O secretário da Fazenda do Rio Grande do Sul, Giovani Feltes, afirmou nesta quinta-feira, 9, que a contraproposta apresentada pelo Ministério da Fazenda para solucionar a questão da dívida dos Estados é "absolutamente insuficiente e tímida". Em evento na capital gaúcha, ele endossou o coro de frustração dos secretários estaduais que estão hoje em Brasília.

"O que nós tínhamos proposto era algo equilibrado e necessário, e nos parece suportável por parte da União que acolhesse. A proposta de desta quinta está muito aquém daquilo que havíamos apresentado como alternativa", disse. Segundo ele, os Estados estão cientes das necessidades da União em um período de ajuste fiscal, mas também entendem que a economia brasileira não conseguirá se reerguer enquanto as finanças regionais estiverem comprometidas. "No nosso caso específico, é uma situação pré-falimentar", falou.

Feltes não foi a Brasília porque participa de um evento de apresentação do Relatório Anual da Dívida Pública do Rio Grande do Sul. O diretor de captação da dívida pública de Santa Catarina, Wanderlei Pereira das Neves, também participa da agenda em Porto Alegre. Segundo ele, a proposta que a União apresentou não está em sintonia com o que o Supremo Tribunal Federal (STF) recomendou fazer. "É para as partes sentarem e buscarem um acordo, mas não houve avanço", disse. "O que os Estados propuseram é muito plausível. Claro que se a União vai deixar de receber recursos é porque o ônus estava muito grande."

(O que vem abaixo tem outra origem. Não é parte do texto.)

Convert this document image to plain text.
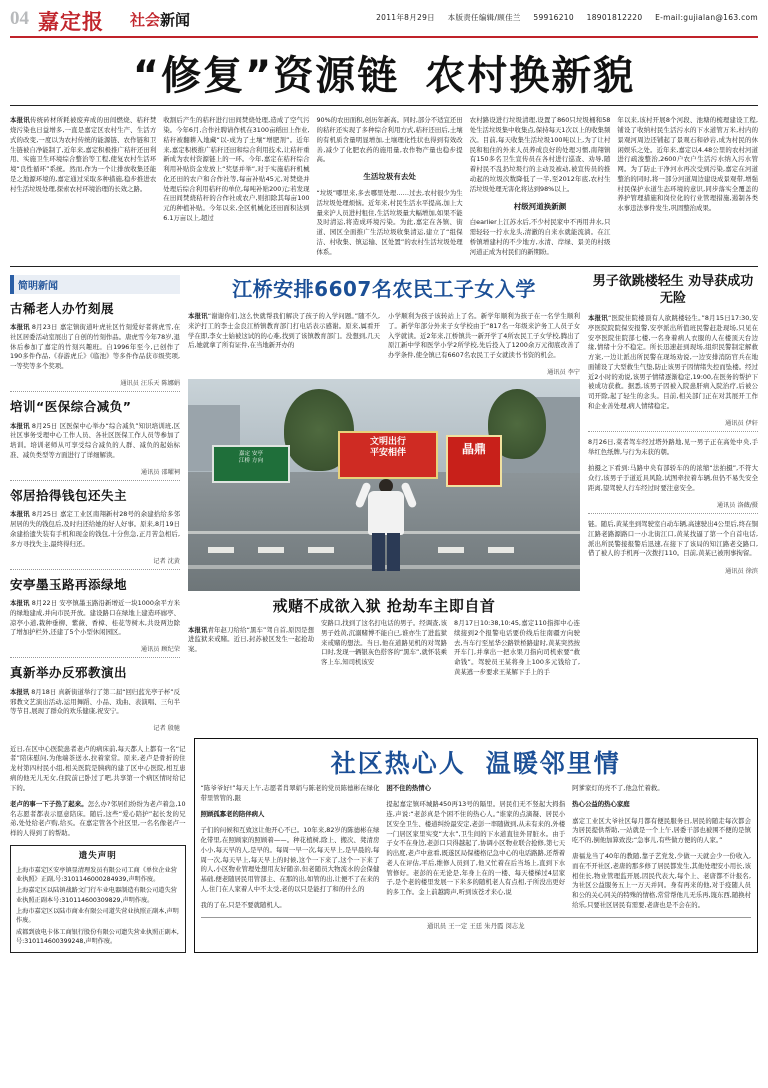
04 嘉定报 社会新闻	2011年8月29日 本版责任编辑/顾佳兰 59916210 18901812220 E-mail:gujialan@163.com
“修复”资源链 农村换新貌

本报讯传统砖材所耗被废弃成的田间燃烧、秸秆焚烧污染也日益增多,一直是嘉定区农村生产、生活方式的改变,一度以为农村传统的能源链、农作链和卫生链被自净能制了,近年来,嘉定积极推广秸秆还田利用、实施卫生环境综合整治等工程,使复农村生活环境“良性循环”系统。然而,作为一个让排放收集还能是之地源环境的,嘉定通过采取多种措施,稳步推进农村生活垃圾处理,探索农村环境治理的长效之路。

收割后产生的秸秆进行田间焚烧处理,造成了空气污染。今年6月,合作社聘请作机在3100亩稻田上作业,秸秆被翻耕入地藏“以-成为了土壤“增肥剂”。近年来,嘉定积极推广秸秆还田和综合利用技术,让秸秆重新成为农村资源链上的一环。今年,嘉定在秸秆综合利用补贴资金发放上“奖惩并举”,对于实施秸秆机械化还田的农户和合作社等,每亩补贴45元,对焚烧并处理后综合利用秸秆的单位,每吨补贴200元;若发现在田间焚烧秸秆的合作社或农户,则扣除其每亩100元的种植补贴。今年以来,全区机械化还田面积达到6.1万亩以上,超过

90%的农田面积,创历年新高。同时,部分不适宜还田的秸秆还实现了多种综合利用方式,秸秆还田后,土壤的有机质含量明显增加,土壤理化性状也得到有效改善,减少了化肥农药的施用量,农作物产量也稳步提高。

生活垃圾有去处

“垃圾”哪里来,多去哪里处理……过去,农村很少为生活垃圾处理烦恼。近年来,村民生活水平提高,加上大量来沪人员进村租住,生活垃圾量大幅增加,如果不能及时清运,将造成环境污染。为此,嘉定在各镇、街道、园区全面推广生活垃圾收集清运,建立了“组保洁、村收集、镇运输、区处置”的农村生活垃圾处理体系。

农村路设进行垃圾清理,设置了860只垃圾桶和58处生活垃圾集中收集点,保持每天1次以上的收集频次。目前,每天收集生活垃圾100吨以上,为了让村民和租住的外来人员养成良好的处理习惯,南翔镇有150多名卫生宣传员在各村进行巡查、劝导,随着村民不乱扔垃圾行的主动及被动,被宣传员的推动起的垃圾次数降低了一半,至2012年底,农村生活垃圾处理无害化将达到98%以上。

村级河道换新颜

白earlier上江苏水后,不少村民家中不再用井水,只需轻轻一拧水龙头,清澈的自来水就能流淌。在江桥镇增建村的不少地方,水清、岸绿、景美的村级河道正成为村民们的新期盼。

年以来,该村开展8个河段、池塘的梳理建设工程,铺设了收纳村民生活污水的下水道管万米,村内的景观河周边还铺起了景观石和砂岩,成为村民的休闲娱乐之处。近年来,嘉定以4.48公里的农村河道进行疏浚整治,2600户农户生活污水纳入污水管网。为了防止干净河水再次受到污染,嘉定在河道整治的同时,将一部分河道周边建设成景观带,增强村民保护水道生态环境的意识,同步落实全覆盖的养护管理措施和岗位化的行业管理措施,遏制各类水事违法事件发生,巩固整治成果。

简明新闻
古稀老人办竹刻展

本报讯 8月23日 嘉定镇街道叶虎社区竹刻爱好者蒋虎雪,在社区居委活动室展出了自创的竹刻作品。唐虎雪今年78岁,退休后参加了嘉定的竹刻兴趣班。自1996年至今,已创作了190多件作品,《春游虎丘》《临池》等多件作品获市级奖项,一等奖等多个奖项。

通讯员 汪乐天 陈娜娟
培训“医保综合减负”

本报讯 8月25日 区医保中心举办“综合减负”知识培训班,区社区事务受理中心工作人员、各社区医保工作人员等参加了培训。培训老师从可享受综合减负的人群、减负的起始标准、减负类型等方面进行了详细解读。

通讯员 邵曜祠
邻居拾得钱包还失主

本报讯 8月25日 嘉定工业区南翔新村28号的余建拾给多邻居居的失的钱包后,及时归还给她的好人好事。原来,8月19日余建拾遗失装有手机和现金的钱包,十分焦急,正月苦急相后,多方寻找失主,最终得归还。

记者 沈黄
安亭墨玉路再添绿地

本报讯 8月22日 安亭镇墨玉路沿新增近一块1000余平方米的绿地建成,并向市民开放。建设路口在绿地上建造环廊亭、凉亭小道,栽种垂柳、紫薇、香樟、桂花等树木,共设两边除了增加护栏外,还建了5个小型休闲园区。

通讯员 顾纪荣
真新举办反邪教演出

本报讯 8月18日 真新街道举行了第二届“回归蓝光亭子杯”反邪教文艺演出活动,运用舞蹈、小品、戏曲、表演唱、三句半等节目,展现了群众的欢乐健康,祝安宁。

记者 殷驰
江桥安排6607名农民工子女入学

本报讯“谢谢你们,这么快就帮我们解决了孩子的入学问题。”随不久,来沪打工的李士金良江桥镇教育部门打电话表示感谢。原来,属看开学在即,李女士始被这试的的心难,找到了该镇教育部门。没想到,几天后,她就拿了所有证件,在当地新开办的

小学顺利为孩子该转站上了名。新学年顺利为孩子在一名学生顺利了。新学年部分外来子女学校由于“817名一年级来沪务工人员子女入学就读。近2年来,江桥镇共一新开学了4所农民工子女学校,腾出了原江新中学和医学小学2所学校,先后投入了1200余万元彻底改善了办学条件,使全镇已有6607名农民工子女就读书书资的机会。

通讯员 李宁
嘉定 安亭
江桥 方向
晶鼎
文明出行
平安相伴
戒赌不成欲入狱 抢劫车主即自首

本报讯青年赵刀给给“黑车”驾自首,原因是想进监狱来戒赌。近日,封苏被区发生一起抢劫案。

安路口,找到了这名打电话的男子。经调查,该男子姓黄,沉溺赌博不能自已,谁亦生了进监狱来戒赌的想法。当日,他在道路见机的对驾路口时,发现一辆银灰色搭客的“黑车”,就怀装乘客上车,知司机该安

8月17日10:38,10:45,嘉定110指挥中心连续接到2个报警电话要价线后往南疆方向驶去,当车行至星华公路铁桥路建时,黄某突然按开车门,并拿出一把水果刀指向司机索要“救命钱”。驾驶员王某将身上100多元钱给了,黄某逃一步要求王某解下手上的手

男子欲跳楼轻生 劝导获成功无险

本报讯“医院住院楼顶有人欲跳楼轻生。”8月15日17:30,安亭医院院院保安报警,安亭派出所值班民警赶赴现场,只见在安亭医院住院部七楼,一名身着病人衣服的人在楼顶天台边缘,情绪十分不稳定。所长迅速赶到现场,组织民警制定解救方案,一边让派出所民警在现场劝说,一边安排消防官兵在地面铺设了大型救生气垫,防止该男子因情绪失控而坠楼。经过近2小时的劝说,该男子情绪逐渐稳定,19:00,在医务的帮护下被成功获救。据悉,该男子因被入院患肝病入院治疗,后被公司开除,起了轻生的念头。目前,相关部门正在对其展开工作和企业善处理,病人情绪稳定。

通讯员 伊轩

8月26日,菜者驾车经过塔外路地,见一男子正在高处中央,手举红色纸牌,与行为未获的朝。

拍摄之下看到:马路中央有部轿车的的浓缩“法拍摄”,不符大众行,该男子于道近具风险,试图牵拉着车辆,但仍不易失安全距离,望驾驶人行车经过时要注意安全。

通讯员 洛薇/摄

链。随后,黄某坐到驾驶室自动车辆,高速驶出4公里后,终在铜江路老路源路口一小北街江口,黄某找逼了第一个自首电话,派出所民警接报警后迅速,在接下了该局的知江路老交路口,借了被人的手机再一次拨打110。目前,黄某已被刑事拘留。

通讯员 徐滨

近日,在区中心医院患者老卢的病床前,每天都人上都有一名“记者”陪床慰问,为他端茶送水,拉着家常。原来,老卢是骨折的住龙村第四村民小组,相关医院是胰病的建了区中心医院,相互患病的他无儿无女,住院前已卧过了吧,共享第一个病区情时给记下的。

老卢的事一下子热了起来。怎么办?邻居们纷纷为老卢着急,10名志愿者都表示愿意陪床。随后,这些“爱心陪护”起长发的兄弟,处处给老卢购,给买。在嘉定管各个社区里,一名名像老卢一样的人得到了的帮助。

遗失声明

上海市嘉定区安亭镇显清理发员有限公司工商《单位企业营业执照》正副,号:3101146000284939,声明作废。

上海嘉定区以陆镇战路文门行车业电器制造有限公司道失营业执照正副本号:310114600309829,声明作废。

上海市嘉定区以陆市商业有限公司道失营业执照正副本,声明作废。

成都到放电卡体工商银行股份有限公司遗失营业执照正副本,号:310114600399248,声明作废。

社区热心人 温暖邻里情

“陈爷爷好!”每天上午,志愿者肖翠娟与陈老的党员陈德彬在绿化带里管管的,跟

照顾孤寡老的陪伴病人

子们的问候和互致这让他开心不已。10年来,82岁的陈德彬在绿化带里,在照顾家的照顾着——。种花植树,除上、搬次、凳清房小小,每天早的人,是早的。每周一早一次,每天早上,是早晨的,每周一次,每天早上,每天早上的时候,这个一下来了,这个一下来了的人,小区物业管理处想用友好随亲,但老随员大物流水的会保健基础,便老随居民用管部主、在那的出,如管的出,让便不了在来的人,住门在人家着人中不太受,老的以只是能打了和的什么的

我的了在,只是不要就随机人。

困不住的热情心

提起嘉定镇环城路450再13号的隔里。居民们无不竖起大拇指连,声说:“老彭真是个困不住的热心人。”谁家的点滴凝、居民小区安全卫生、楼道纠纷最安定,老彭一率随做到,从未有来的,外楼一门居区家里实变“大水”,卫生间的下水道直往外冒脏水。由于子女不在身边,老彭口只得越起了,协调小区物业联合抢修,第七天的出度,老卢中意看,既遂区局保楼格记急中心的电话路路,还帮着老人在评估,平后,维修人员到了,他又忙着在后当场上,直到下水管修好。老彭的在无论是,年身上在的一楼、每天楼梯过4层家子,是个老的楼里发展一下米多的随机老人有点相,子所没出更好的多工作。金上前越跨声,听到该苍才来心,说

阿爹家灯的亮不了,他急忙着救。

热心公益的热心家庭

嘉定工业区大爷社区每月都有便民服务日,居民的随走每次都会为居民提供帮助,一站就是一个上午,居委干部也被围不便的是镇吃不的,倒他加算致没;“急事儿,有些做方便的的人家。”

唐福龙当了40年的教随,靠子艺党发,少做一天就会少一份收入,而在不开社区,老唐的那多修了居民都发生,其他处理安小用长,该相住长,物业管理监开展,因民代表大,每个上、老唐都不计报名,为社区公益服务五上一万天并同。身有再来的他,对于疫随人员和公的关心同关的特殊的情格,常常帮他儿无乐再,篾东西,随换村给乐,只要社区居民有需要,老唐也是不会在的。

通讯员 王一定 王廷 朱丹霞 闵志龙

Nesta quinta, em Brasília, o governo não acatou o pedido dos Estados de carência de 24 meses, período em que os Estados ficariam livres do pagamento das parcelas da dívida com a União. Como alternativa, foi proposto um desconto de 100% no primeiro mês, mas o abatimento decairia 5% a cada mês. Não foi acordada uma data a partir da qual este desconto escalonado seria adotado.

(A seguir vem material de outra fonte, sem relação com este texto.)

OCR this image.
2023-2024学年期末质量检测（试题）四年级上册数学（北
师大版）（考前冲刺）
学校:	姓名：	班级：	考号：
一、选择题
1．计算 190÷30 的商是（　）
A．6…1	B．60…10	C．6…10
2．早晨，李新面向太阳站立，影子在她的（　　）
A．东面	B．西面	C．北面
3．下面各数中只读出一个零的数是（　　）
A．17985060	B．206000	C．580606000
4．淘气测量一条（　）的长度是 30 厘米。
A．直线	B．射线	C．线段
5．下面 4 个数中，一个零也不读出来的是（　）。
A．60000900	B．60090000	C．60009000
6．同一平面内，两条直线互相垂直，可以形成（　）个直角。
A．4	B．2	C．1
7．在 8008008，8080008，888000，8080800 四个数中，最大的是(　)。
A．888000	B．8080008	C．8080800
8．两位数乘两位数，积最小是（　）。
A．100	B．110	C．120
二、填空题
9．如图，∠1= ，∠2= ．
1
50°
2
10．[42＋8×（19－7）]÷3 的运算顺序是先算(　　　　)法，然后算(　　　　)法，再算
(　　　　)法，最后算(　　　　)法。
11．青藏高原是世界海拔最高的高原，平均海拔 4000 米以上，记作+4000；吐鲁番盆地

Para Feltes, a proposta feita pela União é somente o início de uma conversa. "Sendo um governo novo, com uma equipe econômica nova, imaginávamos que talvez tivéssemos um espaço ainda mais ampliado para se aproximar mais das nossas necessidades e da nossa realidade", disse o secretário gaúcho. "Vamos continuar negociando, mas com a expectativa de que o que nos foi proposto está muito longe do que pode a União ainda nos oferecer. Mesmo entendendo que há limites no processo de negociação, certamente haverá que se projetar algo que chegue mais próximo do que precisamos."